The enquiry into the immoral behaviour of the Post Office caused outrage following ITV’s broadcast of Mr Bates Versus the Post Office. Unfortunately, in the age of the Internet and social media, moral outrage is merely a commodity whose value is linked to page views and reposts on Twitter. The danger is, as John Naughton warned in a recent article in The Observer, after the dog has barked, and the caravan moved on, defrauded and imprisoned postmasters will find themselves at the back of the queue behind victims from previous scandals such as the Grenfell Tower fire and Windrush, still waiting for justice and compensation.

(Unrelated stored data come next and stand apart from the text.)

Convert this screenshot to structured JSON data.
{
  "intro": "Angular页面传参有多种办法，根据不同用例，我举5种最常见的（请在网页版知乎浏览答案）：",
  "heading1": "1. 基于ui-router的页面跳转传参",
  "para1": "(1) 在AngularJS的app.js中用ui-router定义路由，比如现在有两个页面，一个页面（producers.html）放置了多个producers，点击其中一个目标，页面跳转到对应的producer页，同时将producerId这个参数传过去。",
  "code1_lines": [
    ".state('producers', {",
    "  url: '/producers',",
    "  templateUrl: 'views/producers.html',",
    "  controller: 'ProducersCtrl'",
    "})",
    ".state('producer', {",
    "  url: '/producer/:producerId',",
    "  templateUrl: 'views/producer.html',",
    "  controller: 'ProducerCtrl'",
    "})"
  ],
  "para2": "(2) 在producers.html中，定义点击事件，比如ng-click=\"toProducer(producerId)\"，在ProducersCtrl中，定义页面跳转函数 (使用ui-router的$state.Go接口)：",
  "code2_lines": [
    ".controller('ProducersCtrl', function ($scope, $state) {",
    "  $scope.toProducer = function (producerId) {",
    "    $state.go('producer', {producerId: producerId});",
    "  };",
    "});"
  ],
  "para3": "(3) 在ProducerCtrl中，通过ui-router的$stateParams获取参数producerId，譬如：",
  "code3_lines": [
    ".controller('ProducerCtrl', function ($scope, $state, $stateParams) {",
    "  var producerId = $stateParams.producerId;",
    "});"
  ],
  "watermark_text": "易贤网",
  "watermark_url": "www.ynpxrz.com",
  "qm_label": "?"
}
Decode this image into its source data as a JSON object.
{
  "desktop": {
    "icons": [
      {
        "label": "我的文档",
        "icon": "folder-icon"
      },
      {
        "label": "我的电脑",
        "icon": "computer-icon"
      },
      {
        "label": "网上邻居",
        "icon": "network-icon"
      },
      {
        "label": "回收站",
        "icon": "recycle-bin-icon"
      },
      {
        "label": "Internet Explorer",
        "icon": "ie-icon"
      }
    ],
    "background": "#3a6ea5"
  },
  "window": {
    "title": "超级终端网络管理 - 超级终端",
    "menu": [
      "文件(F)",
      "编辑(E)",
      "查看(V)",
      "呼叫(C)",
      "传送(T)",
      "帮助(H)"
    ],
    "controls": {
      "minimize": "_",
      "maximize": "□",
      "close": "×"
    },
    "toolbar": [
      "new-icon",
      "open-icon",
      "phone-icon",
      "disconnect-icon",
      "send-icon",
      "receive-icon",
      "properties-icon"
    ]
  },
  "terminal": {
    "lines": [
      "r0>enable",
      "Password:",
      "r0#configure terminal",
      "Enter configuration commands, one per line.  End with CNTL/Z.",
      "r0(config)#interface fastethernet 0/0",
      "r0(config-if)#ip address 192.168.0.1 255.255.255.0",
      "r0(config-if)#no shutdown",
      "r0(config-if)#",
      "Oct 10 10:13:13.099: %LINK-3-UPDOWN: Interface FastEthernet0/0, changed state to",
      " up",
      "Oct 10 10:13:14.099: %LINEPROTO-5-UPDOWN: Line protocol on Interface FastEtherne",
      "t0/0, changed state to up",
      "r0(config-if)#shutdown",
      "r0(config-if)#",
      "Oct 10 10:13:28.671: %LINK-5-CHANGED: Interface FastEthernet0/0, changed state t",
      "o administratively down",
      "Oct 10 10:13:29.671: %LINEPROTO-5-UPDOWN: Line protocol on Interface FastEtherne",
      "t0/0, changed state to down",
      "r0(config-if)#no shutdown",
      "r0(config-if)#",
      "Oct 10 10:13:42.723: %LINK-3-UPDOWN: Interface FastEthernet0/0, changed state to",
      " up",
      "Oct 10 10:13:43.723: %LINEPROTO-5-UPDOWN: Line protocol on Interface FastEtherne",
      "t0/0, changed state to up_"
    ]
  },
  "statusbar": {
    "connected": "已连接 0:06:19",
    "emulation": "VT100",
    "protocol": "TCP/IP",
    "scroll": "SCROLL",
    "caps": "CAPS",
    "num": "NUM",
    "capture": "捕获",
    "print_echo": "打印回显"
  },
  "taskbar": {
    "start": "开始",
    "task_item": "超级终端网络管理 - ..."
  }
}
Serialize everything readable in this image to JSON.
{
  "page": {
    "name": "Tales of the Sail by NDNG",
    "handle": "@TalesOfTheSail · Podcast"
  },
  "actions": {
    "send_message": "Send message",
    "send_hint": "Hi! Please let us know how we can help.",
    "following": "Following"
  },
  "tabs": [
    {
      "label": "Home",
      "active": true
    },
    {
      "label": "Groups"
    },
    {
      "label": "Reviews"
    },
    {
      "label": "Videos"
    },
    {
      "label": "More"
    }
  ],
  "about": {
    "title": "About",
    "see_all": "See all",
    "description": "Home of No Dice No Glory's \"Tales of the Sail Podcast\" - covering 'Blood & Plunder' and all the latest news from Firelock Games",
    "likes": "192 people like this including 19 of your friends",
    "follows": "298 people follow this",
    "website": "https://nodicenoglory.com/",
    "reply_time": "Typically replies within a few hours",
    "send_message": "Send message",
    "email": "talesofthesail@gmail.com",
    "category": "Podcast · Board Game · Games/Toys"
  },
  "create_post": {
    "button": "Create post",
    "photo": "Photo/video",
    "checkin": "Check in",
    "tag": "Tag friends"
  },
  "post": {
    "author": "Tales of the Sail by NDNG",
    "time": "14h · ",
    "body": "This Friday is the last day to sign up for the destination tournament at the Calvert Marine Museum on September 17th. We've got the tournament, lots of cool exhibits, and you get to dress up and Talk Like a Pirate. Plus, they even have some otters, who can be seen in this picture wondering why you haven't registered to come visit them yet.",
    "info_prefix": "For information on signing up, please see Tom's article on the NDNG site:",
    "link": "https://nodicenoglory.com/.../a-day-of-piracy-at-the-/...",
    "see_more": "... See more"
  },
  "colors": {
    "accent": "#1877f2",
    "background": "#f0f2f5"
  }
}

When the enquiry into the Post Office scandal began last autumn those following it on YouTube were largely limited to its victims and those who spent almost twenty years campaigning on their behalf. ITV’s drama changed that, and the enquiry gained the sort of coverage enjoyed by the BBC’s reality TV series ‘Traitors.’ As objectionable as they appear, one feels a certain amount of sympathy for members of the Post Office special investigations team. Had they testified a month ago few would have known about the heavy-handed tactics they employed to extract confessions from innocent postmasters. Instead, they have become almost as notorious as the Kray twins were in the 1960s and have their faces splashed across the pages of tabloid newspapers alongside those of the actors who depicted them in the television series. However, one wonders what, if anything, our booing of villains and cheering of heroes will achieve because the Horizon scandal rather than a one-off drama is just one episode in a box set of scandals.
Timing is everything and one reason interest in The Post Office enquiry has exceeded the average attention span of the British media is it having spilled over into the year of the forthcoming general election. As members from all three political parties have either been in charge of the Post Office or campaigned on behalf of postmasters (at least now claim to have done so) here was a chance to weaponise the scandal.
There has been something rather troubling about the switching between actors and the real-life victims they portrayed in ITV’s drama. Has the Post Office Enquiry morphed into reality TV? Will it be forgotten as we all become immersed in Traitors or even the next, seemingly inevitable, scandal.
Helping to ease the passage of this scandal into history is a social media which generates more light than heat: enough light to blind us but too little heat to start a fire. Even so, no government should rely on this always being the case.